L’Afrique ne se gagne pas uniquement le week-end
La réalité du football continental est différente de celle du championnat. En Afrique, les clubs doivent composer avec des voyages, des terrains différents, des conditions climatiques variées, des contextes parfois difficiles, une forte pression et des adversaires habitués à ces rendez-vous. Le talent seul ne suffit pas.
Le niveau technique seul ne suffit pas. Le championnat national seul ne suffit pas non plus. Il faut un environnement professionnel autour de l’équipe. C’est probablement à ce niveau que le football béninois doit concentrer une partie importante de ses efforts.
Ne pas chercher un coupable, mais construire des solutions
Les éliminations de la SOBEMAP et de l’ASPAC doivent évidemment interpeller. Mais elles doivent surtout servir de matière à réflexion. Plutôt que de condamner systématiquement le championnat national, il serait plus utile d’analyser froidement les deux campagnes : préparation, choix tactiques, gestion des avantages, profondeur des effectifs, organisation administrative, logistique, récupération, recrutement et accompagnement des joueurs.

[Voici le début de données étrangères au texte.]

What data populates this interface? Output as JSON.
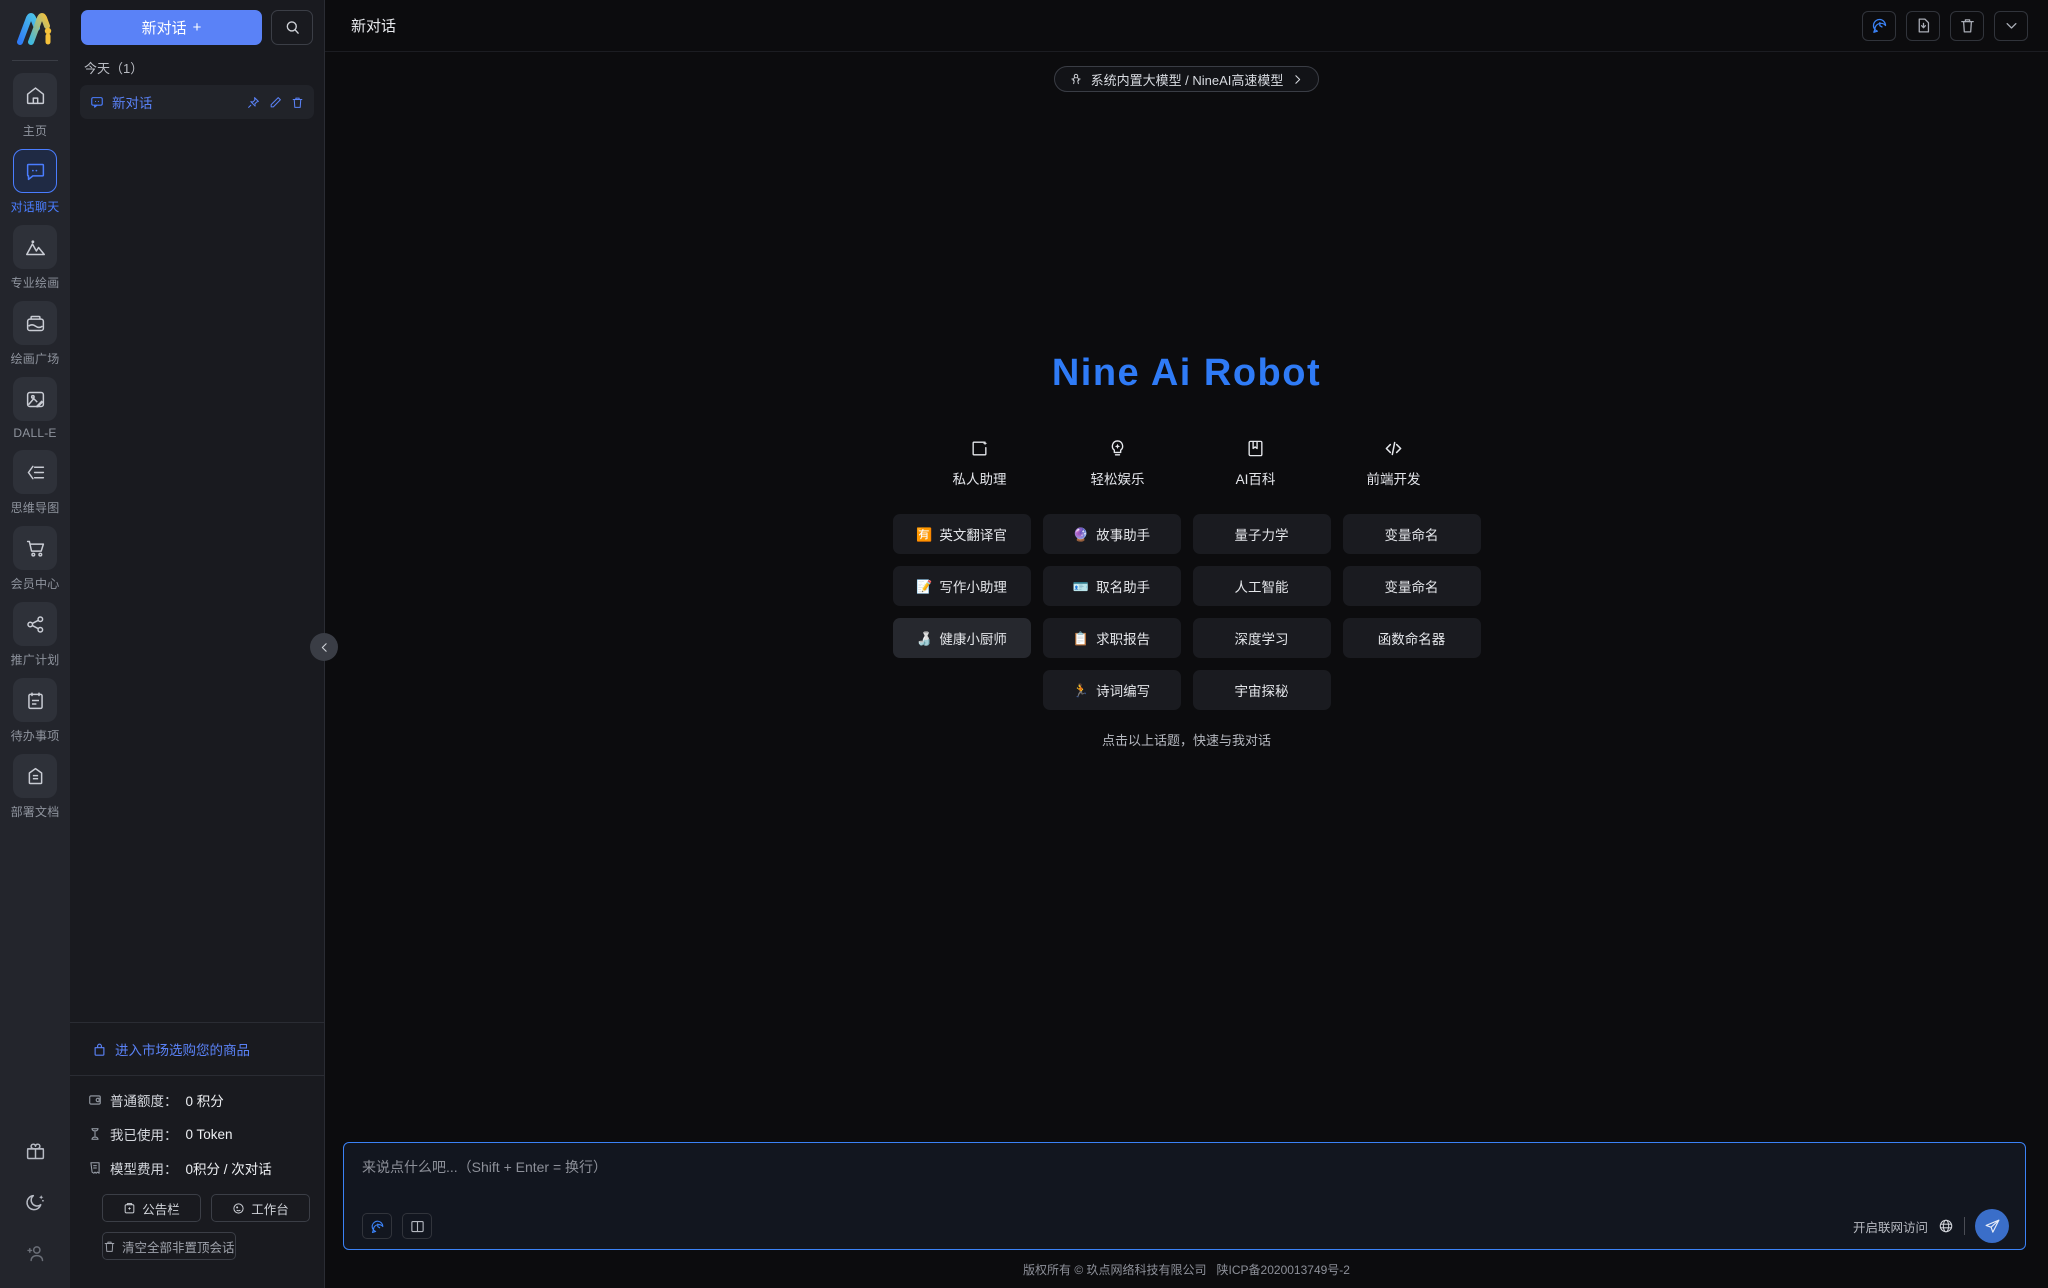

La SOBEMAP a été éliminée aux tirs au but après deux matches nuls 1-1. L’ASPAC, elle, a été sortie après avoir gagné 3-1 à l’aller puis perdu 4-2 au retour. Ces deux scénarios sont différents. Mais ils ont un point commun : ils montrent que la performance continentale dépend d’une multitude de paramètres.
Le vrai débat est ailleurs ; oui, notre championnat doit continuer à progresser; oui, son niveau peut et doit être amélioré, mais faire du championnat le principal responsable des contre-performances continentales revient à réduire un problème complexe à une seule variable. Notre football a besoin de clubs mieux structurés, mieux administrés, mieux préparés et capables de penser leur développement sur plusieurs années.
Le championnat offre le terrain de compétition. Le club doit construire le projet sportif. C’est peut-être là que se trouve aujourd’hui l’un des principaux chantiers du football béninois.